Home > Cardiology > AHA 2023 > Miscellaneous Trials > Successful results for semaglutide in the highly anticipated SELECT trial 

Successful results for semaglutide in the highly anticipated SELECT trial 

Presented by
Dr Michael Lincoff, Cleveland Clinic, USA
Conference
AHA 2023
Trial
Phase 3, SELECT
Doi
https://doi.org/10.55788/6b5123e5
Semaglutide successfully reduced adverse cardiovascular outcomes in patients with cardiovascular disease (CVD) who are overweight but without diabetes. No unexpected safety issues emerged with semaglutide in this population. 

The randomised, double-blind, placebo-controlled, phase 3 SELECT trial (NCT03574597) assessed the safety and efficacy of the GLP-1 receptor agonist semaglutide, added to standard-of-care, in patients with pre-existing CVD and overweight or obesity but without diabetes [1]. The 17,604 participants were randomised 1:1 to 2.4 mg semaglutide (subcutaneously administered once weekly) or a placebo. Of note, the dosing of semaglutide was titrated, starting at a dose of 0.24 mg and increasing to the anticipated dose of 2.4 mg at week 16. The primary outcome was a composite of cardiovascular death, non-fatal myocardial infarction (MI), or non-fatal stroke, measured at week 48.

“Semaglutide met its primary endpoint in this trial,” expressed Dr Michael Lincoff (Cleveland Clinic, OH, USA) (see Figure). The event rate was 8.0% in the placebo arm and 6.5% in the semaglutide arm, with a corresponding hazard ratio of 0.80 (95% CI 0.72–0.90; P<0.001). Further, the primary outcome result was consistent across pre-defined subgroups.

Figure: Primary cardiovascular composite endpoint at 48 weeks [1]



The first confirmatory secondary endpoint of cardiovascular death was numerically but not significantly in favour of the semaglutide arm (HR 0.85; 95% CI 0.71–1.01; P=0.065). The second and third confirmatory secondary endpoints, which were a heart failure composite and death from any cause, showed benefits for participants randomised to semaglutide over those randomised to placebo (HR 0.82; 95% CI 0.71–0.96; HR 0.81; 95% CI 0.71–0.93).

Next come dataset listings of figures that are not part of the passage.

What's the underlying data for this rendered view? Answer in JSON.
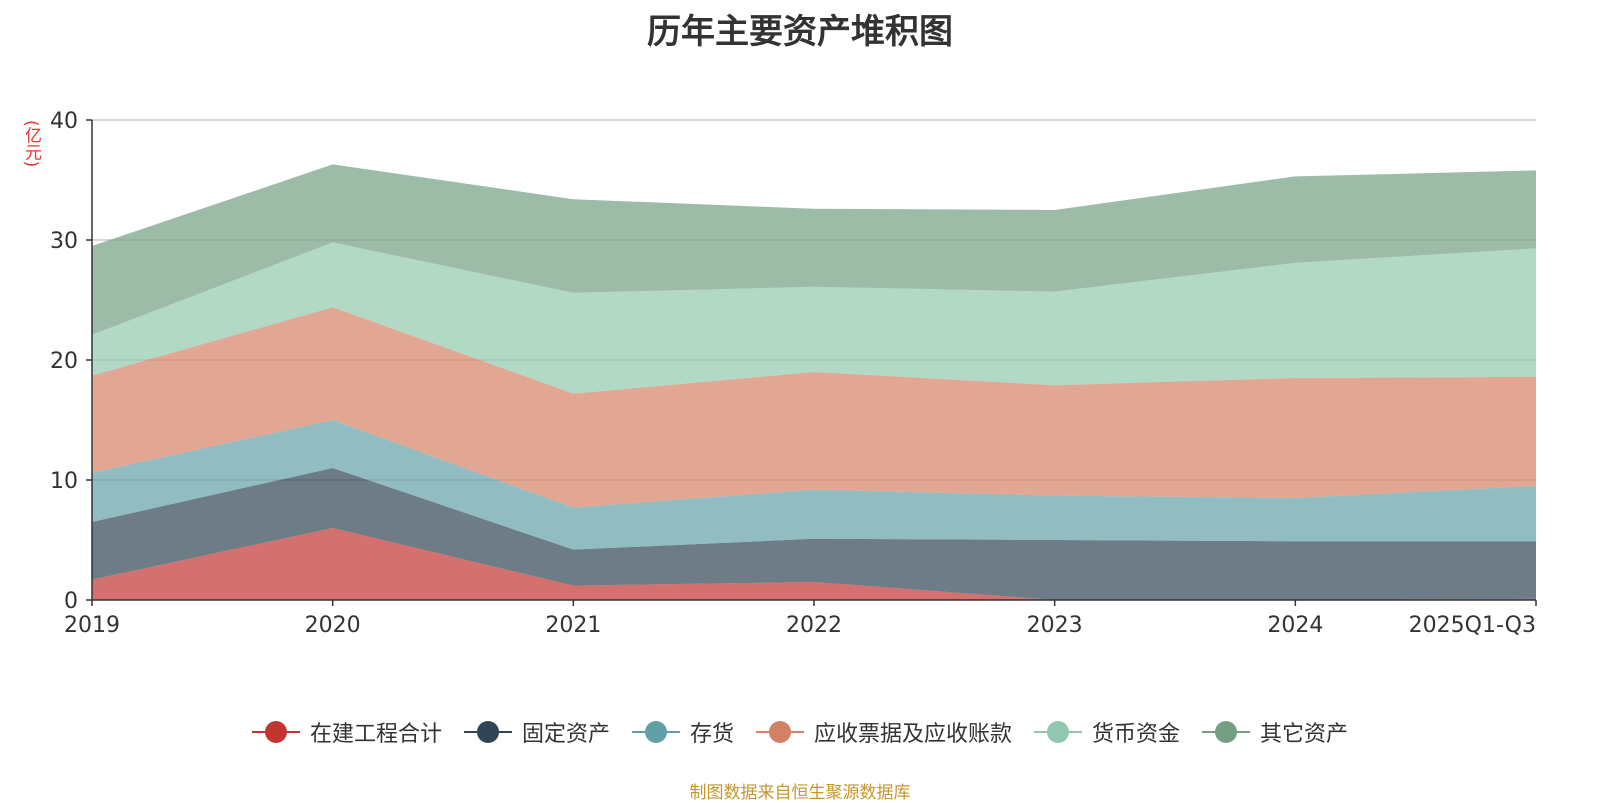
{
  "title": "历年主要资产堆积图",
  "unit": "(亿元)",
  "source": "制图数据来自恒生聚源数据库",
  "chart_data": {
    "type": "area",
    "stacked": true,
    "title": "历年主要资产堆积图",
    "ylabel": "(亿元)",
    "categories": [
      "2019",
      "2020",
      "2021",
      "2022",
      "2023",
      "2024",
      "2025Q1-Q3"
    ],
    "ylim": [
      0,
      40
    ],
    "yticks": [
      0,
      10,
      20,
      30,
      40
    ],
    "grid": true,
    "legend_position": "bottom",
    "series": [
      {
        "name": "在建工程合计",
        "color": "#c23531",
        "values": [
          1.7,
          6.0,
          1.2,
          1.5,
          0.0,
          0.0,
          0.1
        ]
      },
      {
        "name": "固定资产",
        "color": "#2f4554",
        "values": [
          4.8,
          5.0,
          3.0,
          3.6,
          5.0,
          4.9,
          4.8
        ]
      },
      {
        "name": "存货",
        "color": "#61a0a8",
        "values": [
          4.1,
          4.0,
          3.5,
          4.1,
          3.7,
          3.6,
          4.6
        ]
      },
      {
        "name": "应收票据及应收账款",
        "color": "#d48265",
        "values": [
          8.1,
          9.4,
          9.5,
          9.8,
          9.2,
          10.0,
          9.1
        ]
      },
      {
        "name": "货币资金",
        "color": "#91c7ae",
        "values": [
          3.4,
          5.4,
          8.4,
          7.1,
          7.8,
          9.6,
          10.7
        ]
      },
      {
        "name": "其它资产",
        "color": "#749f83",
        "values": [
          7.4,
          6.5,
          7.8,
          6.5,
          6.8,
          7.2,
          6.5
        ]
      }
    ]
  }
}
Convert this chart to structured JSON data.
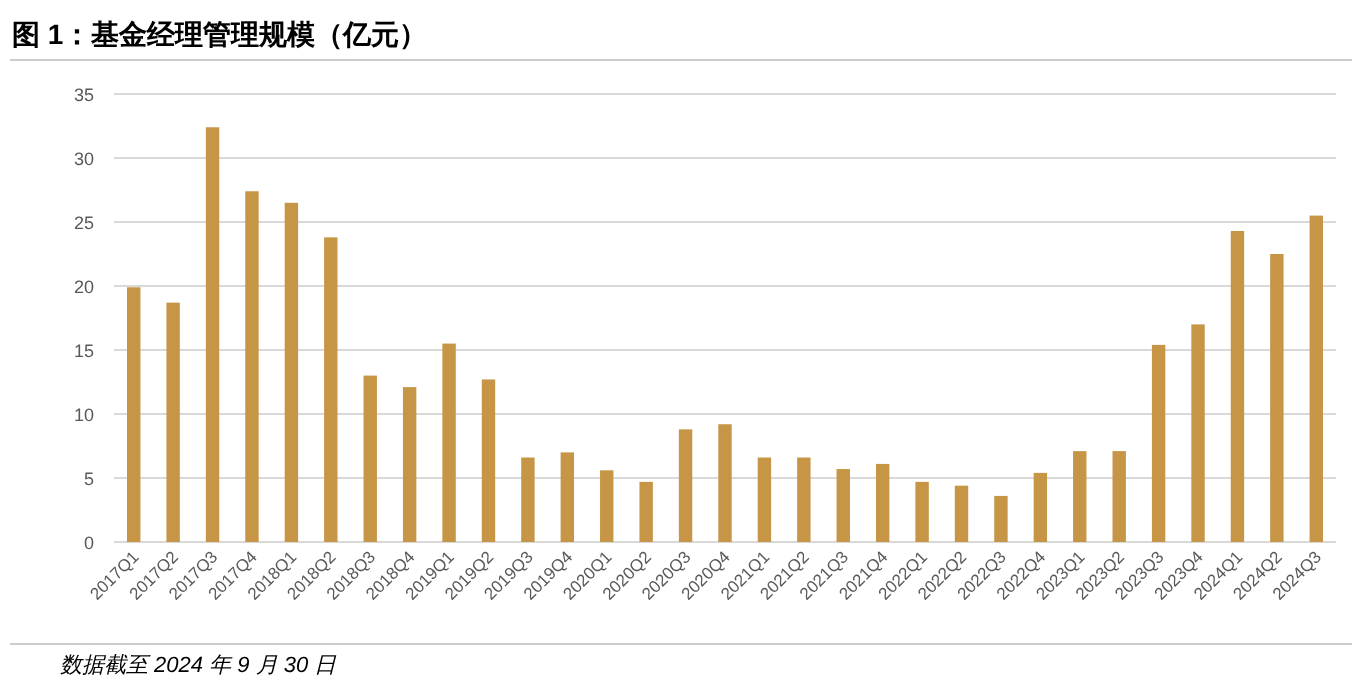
{
  "chart_data": {
    "type": "bar",
    "title": "图 1：基金经理管理规模（亿元）",
    "categories": [
      "2017Q1",
      "2017Q2",
      "2017Q3",
      "2017Q4",
      "2018Q1",
      "2018Q2",
      "2018Q3",
      "2018Q4",
      "2019Q1",
      "2019Q2",
      "2019Q3",
      "2019Q4",
      "2020Q1",
      "2020Q2",
      "2020Q3",
      "2020Q4",
      "2021Q1",
      "2021Q2",
      "2021Q3",
      "2021Q4",
      "2022Q1",
      "2022Q2",
      "2022Q3",
      "2022Q4",
      "2023Q1",
      "2023Q2",
      "2023Q3",
      "2023Q4",
      "2024Q1",
      "2024Q2",
      "2024Q3"
    ],
    "values": [
      19.9,
      18.7,
      32.4,
      27.4,
      26.5,
      23.8,
      13.0,
      12.1,
      15.5,
      12.7,
      6.6,
      7.0,
      5.6,
      4.7,
      8.8,
      9.2,
      6.6,
      6.6,
      5.7,
      6.1,
      4.7,
      4.4,
      3.6,
      5.4,
      7.1,
      7.1,
      15.4,
      17.0,
      24.3,
      22.5,
      25.5
    ],
    "color": "#c69545",
    "ylim": [
      0,
      35
    ],
    "yticks": [
      0,
      5,
      10,
      15,
      20,
      25,
      30,
      35
    ],
    "grid": "y",
    "annotations": [
      "数据截至 2024 年 9 月 30 日"
    ]
  }
}
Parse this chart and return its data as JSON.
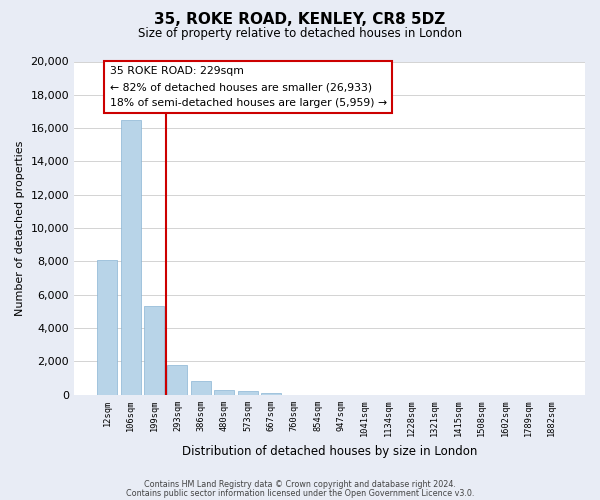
{
  "title": "35, ROKE ROAD, KENLEY, CR8 5DZ",
  "subtitle": "Size of property relative to detached houses in London",
  "bar_values": [
    8100,
    16500,
    5300,
    1800,
    800,
    300,
    200,
    100,
    0,
    0,
    0,
    0,
    0,
    0,
    0,
    0,
    0,
    0,
    0,
    0
  ],
  "categories": [
    "12sqm",
    "106sqm",
    "199sqm",
    "293sqm",
    "386sqm",
    "480sqm",
    "573sqm",
    "667sqm",
    "760sqm",
    "854sqm",
    "947sqm",
    "1041sqm",
    "1134sqm",
    "1228sqm",
    "1321sqm",
    "1415sqm",
    "1508sqm",
    "1602sqm",
    "1789sqm",
    "1882sqm"
  ],
  "bar_color": "#b8d4e8",
  "bar_edge_color": "#8ab4d4",
  "vline_color": "#cc0000",
  "ylabel": "Number of detached properties",
  "xlabel": "Distribution of detached houses by size in London",
  "ylim": [
    0,
    20000
  ],
  "yticks": [
    0,
    2000,
    4000,
    6000,
    8000,
    10000,
    12000,
    14000,
    16000,
    18000,
    20000
  ],
  "annotation_title": "35 ROKE ROAD: 229sqm",
  "annotation_line1": "← 82% of detached houses are smaller (26,933)",
  "annotation_line2": "18% of semi-detached houses are larger (5,959) →",
  "footer1": "Contains HM Land Registry data © Crown copyright and database right 2024.",
  "footer2": "Contains public sector information licensed under the Open Government Licence v3.0.",
  "background_color": "#e8ecf5",
  "plot_background": "#ffffff",
  "vline_xindex": 2
}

Finally, no unexpected safety issues were encountered. The rate of gastrointestinal adverse events was higher in the semaglutide arm than in the placebo arm (10.0% vs 2.0%; P<0.001). However, the rates of serious gastrointestinal events were similar between the groups.

  1. Lincoff AM, et al. Semaglutide and cardiovascular outcomes in patients with overweight or obesity and cardiovascular disease who do not have diabetes: the SELECT trial. LB01, AHA Scientific Sessions 2023, 11–13 November, Philadelphia, USA.